MLB

Evaluating Talent: The Ladder Up to The Bigs

ALTOONA, PA - APRIL 11:  Stephen Strasburg #37 of the Harrisburg Senators pitches against the Altoona Curve in his minor league debut during the game on April 11, 2010 at Blair County Ballpark in Altoona, Pennsylvania.  (Photo by Jared Wickerham/Getty Images)
Jared Wickerham/Getty Images
Shaun WeissmanContributor IJune 8, 2010

In basketball, the transition from college to the NBA is said to be the hardest for point guards.  

In football, with the exception of great talents, it's difficult for quarterbacks to come straight into the league and get a taste of success.

In baseball, evaluating talent, especially young talent, is just as, if not more difficult. There will always be exceptional athletes who make grown men plays [insert whatever Mark Jackson joke you'd like here]. 

Alex Rodriguez and Ken Griffey Jr. are two of the few teenagers that have played like Hall of Famers for most of their careers.

Jason Heyward and Starlin Castro are the most recent youngsters to prove their worth and talent early.

Heyward, 20, hits for power, plays solid defense and runs well.  When he figures out the game, there's no indication that he won't also hit for a high average.

Castro, the first player born in the 90's to play in MLB history, has shown glimpses of what the Cubs organization saw when they scouted the young Dominican shortstop.

Today Stephen Strasburg debuts for the Washington Nationals, helping the young franchise sell out a stadium that's usually emptier than the stands at an under 10 roller hockey game.

A lot rides on the arm of the power right-hander, and from how quickly he's disposed of every level of minor league hitter, he might not disappoint.

For young power pitchers, scouts and GM's worry about endurance and longevity.

Scouting young hitters like this year's No. 1 pick, Bryce Harper, is a difficult task.

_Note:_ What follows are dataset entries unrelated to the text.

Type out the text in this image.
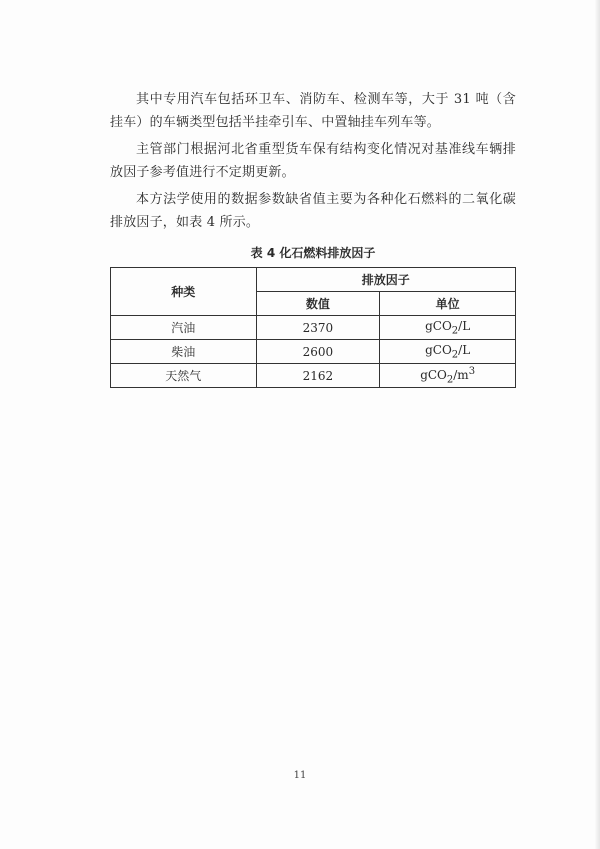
其中专用汽车包括环卫车、消防车、检测车等，大于 31 吨（含挂车）的车辆类型包括半挂牵引车、中置轴挂车列车等。

主管部门根据河北省重型货车保有结构变化情况对基准线车辆排放因子参考值进行不定期更新。

本方法学使用的数据参数缺省值主要为各种化石燃料的二氧化碳排放因子，如表 4 所示。

表 4 化石燃料排放因子
种类	排放因子	
	数值	单位
汽油	2370	gCO$_2$/L
柴油	2600	gCO$_2$/L
天然气	2162	$gCO_2/m^3$
11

Most draft picks coming out of high school and various levels of college ball don't hit with wood.  They play in smaller fields with aluminum bats that are much more forgiving than the wood, which they'll have to get used to in every level of professional ball.

Against better pitchers, defense and coaching, many young draft picks don't excel as much as they probably should, or as much as the team that drafted them had envisioned.

In baseball, like in so many other sports, the list of players that are great talents but not great professionals, is always expanding.